Beadle’s Dime Novels were immediately popular among young, working-class audiences, owing to an increased literacy rate around the time of the American Civil War. By the War’s end, there were numerous competitors like George Munro and Robert DeWitt crowding the field, distinguishing their product only by title and the color choice of the paper wrappers. As a whole, the quality of the fiction was derided by higher brow critics and the term 'dime novel' quickly came to represent any form of cheap, sensational fiction, rather than the specific format.
Although the larger part of the stories stood alone, in the late 1880s series characters began to appear and quickly grew in popularity. The original Frank Reade stories first appeared in Boys of New York. Old Sleuth, appearing in The Fireside Companion story paper beginning in 1872, was the first dime novel detective and began the trend away from the western and frontier stories that dominated the story papers and dime novels up to that time. He was the first character to use the word “sleuth” to denote a detective, the word’s original definition being that of a bloodhound trained to track. Hooray for Frank Reade! I love reading mysteries with an amateur sleuth - a human sleuth, not a bloodhound.

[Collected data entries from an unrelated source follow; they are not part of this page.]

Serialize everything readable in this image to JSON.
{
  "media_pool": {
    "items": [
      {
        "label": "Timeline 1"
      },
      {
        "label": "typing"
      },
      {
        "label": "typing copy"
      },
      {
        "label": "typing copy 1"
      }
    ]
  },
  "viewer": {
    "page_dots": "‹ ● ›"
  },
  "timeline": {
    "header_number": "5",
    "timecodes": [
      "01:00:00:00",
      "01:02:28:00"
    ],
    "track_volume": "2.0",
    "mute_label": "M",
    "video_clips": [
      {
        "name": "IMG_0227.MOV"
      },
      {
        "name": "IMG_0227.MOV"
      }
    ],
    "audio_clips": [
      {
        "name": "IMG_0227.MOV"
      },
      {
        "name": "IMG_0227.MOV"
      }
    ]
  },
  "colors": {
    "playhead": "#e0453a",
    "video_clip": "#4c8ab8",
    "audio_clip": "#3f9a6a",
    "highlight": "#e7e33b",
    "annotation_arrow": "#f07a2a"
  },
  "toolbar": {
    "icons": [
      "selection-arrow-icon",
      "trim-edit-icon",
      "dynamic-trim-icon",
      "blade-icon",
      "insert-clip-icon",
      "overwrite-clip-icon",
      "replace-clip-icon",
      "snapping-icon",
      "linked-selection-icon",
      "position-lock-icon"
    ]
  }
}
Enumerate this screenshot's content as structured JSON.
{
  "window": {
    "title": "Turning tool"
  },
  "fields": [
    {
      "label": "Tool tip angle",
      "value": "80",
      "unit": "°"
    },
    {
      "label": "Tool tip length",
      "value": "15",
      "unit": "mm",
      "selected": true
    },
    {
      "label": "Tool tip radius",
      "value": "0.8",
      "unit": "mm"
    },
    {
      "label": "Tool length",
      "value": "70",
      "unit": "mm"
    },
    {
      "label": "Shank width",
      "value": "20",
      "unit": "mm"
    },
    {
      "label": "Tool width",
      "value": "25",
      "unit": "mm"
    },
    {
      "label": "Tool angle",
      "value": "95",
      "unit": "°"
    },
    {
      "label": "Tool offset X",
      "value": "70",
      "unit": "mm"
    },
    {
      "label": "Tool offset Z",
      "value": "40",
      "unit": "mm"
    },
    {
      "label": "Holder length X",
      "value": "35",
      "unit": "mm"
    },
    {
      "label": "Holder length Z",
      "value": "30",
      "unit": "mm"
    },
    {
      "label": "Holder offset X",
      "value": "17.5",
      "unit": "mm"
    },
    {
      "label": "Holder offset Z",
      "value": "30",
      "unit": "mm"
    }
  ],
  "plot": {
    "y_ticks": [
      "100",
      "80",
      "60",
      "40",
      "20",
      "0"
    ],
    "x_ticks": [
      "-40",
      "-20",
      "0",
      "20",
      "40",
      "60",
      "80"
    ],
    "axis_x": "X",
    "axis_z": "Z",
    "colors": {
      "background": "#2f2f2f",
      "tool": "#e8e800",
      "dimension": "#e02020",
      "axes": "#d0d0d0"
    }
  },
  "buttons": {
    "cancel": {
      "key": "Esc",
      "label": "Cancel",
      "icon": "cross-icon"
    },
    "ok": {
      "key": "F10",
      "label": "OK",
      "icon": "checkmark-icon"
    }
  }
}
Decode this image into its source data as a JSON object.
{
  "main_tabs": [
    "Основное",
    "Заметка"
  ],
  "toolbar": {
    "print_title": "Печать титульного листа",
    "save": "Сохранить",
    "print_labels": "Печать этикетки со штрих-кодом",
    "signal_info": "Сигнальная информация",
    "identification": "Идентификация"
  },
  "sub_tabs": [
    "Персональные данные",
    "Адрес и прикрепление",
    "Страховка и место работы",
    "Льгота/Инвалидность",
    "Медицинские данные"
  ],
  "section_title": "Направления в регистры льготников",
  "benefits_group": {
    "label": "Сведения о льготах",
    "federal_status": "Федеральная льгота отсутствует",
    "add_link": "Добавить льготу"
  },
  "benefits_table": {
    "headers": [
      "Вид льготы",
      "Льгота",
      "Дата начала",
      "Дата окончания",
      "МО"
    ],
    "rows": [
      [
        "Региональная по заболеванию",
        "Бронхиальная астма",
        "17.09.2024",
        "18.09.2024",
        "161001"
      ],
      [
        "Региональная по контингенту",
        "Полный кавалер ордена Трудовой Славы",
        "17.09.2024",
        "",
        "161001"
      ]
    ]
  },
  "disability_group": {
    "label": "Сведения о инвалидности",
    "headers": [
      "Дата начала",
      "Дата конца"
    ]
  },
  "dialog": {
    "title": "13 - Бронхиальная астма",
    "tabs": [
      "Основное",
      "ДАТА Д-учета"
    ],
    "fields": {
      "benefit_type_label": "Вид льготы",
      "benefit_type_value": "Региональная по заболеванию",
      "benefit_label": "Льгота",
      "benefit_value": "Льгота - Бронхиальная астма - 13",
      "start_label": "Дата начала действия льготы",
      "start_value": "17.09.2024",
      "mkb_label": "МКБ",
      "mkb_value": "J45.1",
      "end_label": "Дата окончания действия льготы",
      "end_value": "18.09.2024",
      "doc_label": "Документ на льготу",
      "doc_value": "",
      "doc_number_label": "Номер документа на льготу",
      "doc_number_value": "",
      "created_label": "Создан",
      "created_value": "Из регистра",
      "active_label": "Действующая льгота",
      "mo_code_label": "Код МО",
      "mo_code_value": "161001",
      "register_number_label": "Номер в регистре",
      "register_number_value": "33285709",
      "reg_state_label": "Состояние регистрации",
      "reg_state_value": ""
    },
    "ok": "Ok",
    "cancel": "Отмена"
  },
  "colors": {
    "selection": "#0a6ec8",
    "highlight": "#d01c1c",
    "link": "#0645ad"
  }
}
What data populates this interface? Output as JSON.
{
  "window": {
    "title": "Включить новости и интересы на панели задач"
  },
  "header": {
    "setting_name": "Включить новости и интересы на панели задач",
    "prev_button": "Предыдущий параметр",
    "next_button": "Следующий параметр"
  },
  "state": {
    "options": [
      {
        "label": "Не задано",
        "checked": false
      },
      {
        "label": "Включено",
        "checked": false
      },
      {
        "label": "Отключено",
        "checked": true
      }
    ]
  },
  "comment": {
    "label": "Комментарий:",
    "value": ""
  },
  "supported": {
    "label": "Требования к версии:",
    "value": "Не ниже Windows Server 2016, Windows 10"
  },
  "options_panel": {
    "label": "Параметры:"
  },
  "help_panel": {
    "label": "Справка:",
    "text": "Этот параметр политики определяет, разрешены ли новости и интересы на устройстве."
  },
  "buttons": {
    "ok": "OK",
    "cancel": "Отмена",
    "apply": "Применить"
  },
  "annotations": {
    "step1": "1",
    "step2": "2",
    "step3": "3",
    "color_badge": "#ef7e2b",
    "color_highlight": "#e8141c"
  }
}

By 1873, frontier stories, evolving into westerns (Hooray!), were still popular, but the new vogue tended to urban crime stories. One of the most successful titles, Frank Tousey’s New York Detective Library eventually came to alternate stories of the James Gang with stories of Old King Brady, detective.
Dime novels endeared western lore to the nation, even spreading throughout the world, as you’ll learn when you read Julie Garwood’s PRINCE CHARMING. (By now you know that book is one of my all-time favorites.) City people followed the exploits of legendary heroes in the West. Talk about literary license? The fact that most of the tales were pure drivel didn’t matter a whit to their eager audience. The lure was cast, and many took the bait and headed to America’s West.
Has a novel ever influenced you to try something new?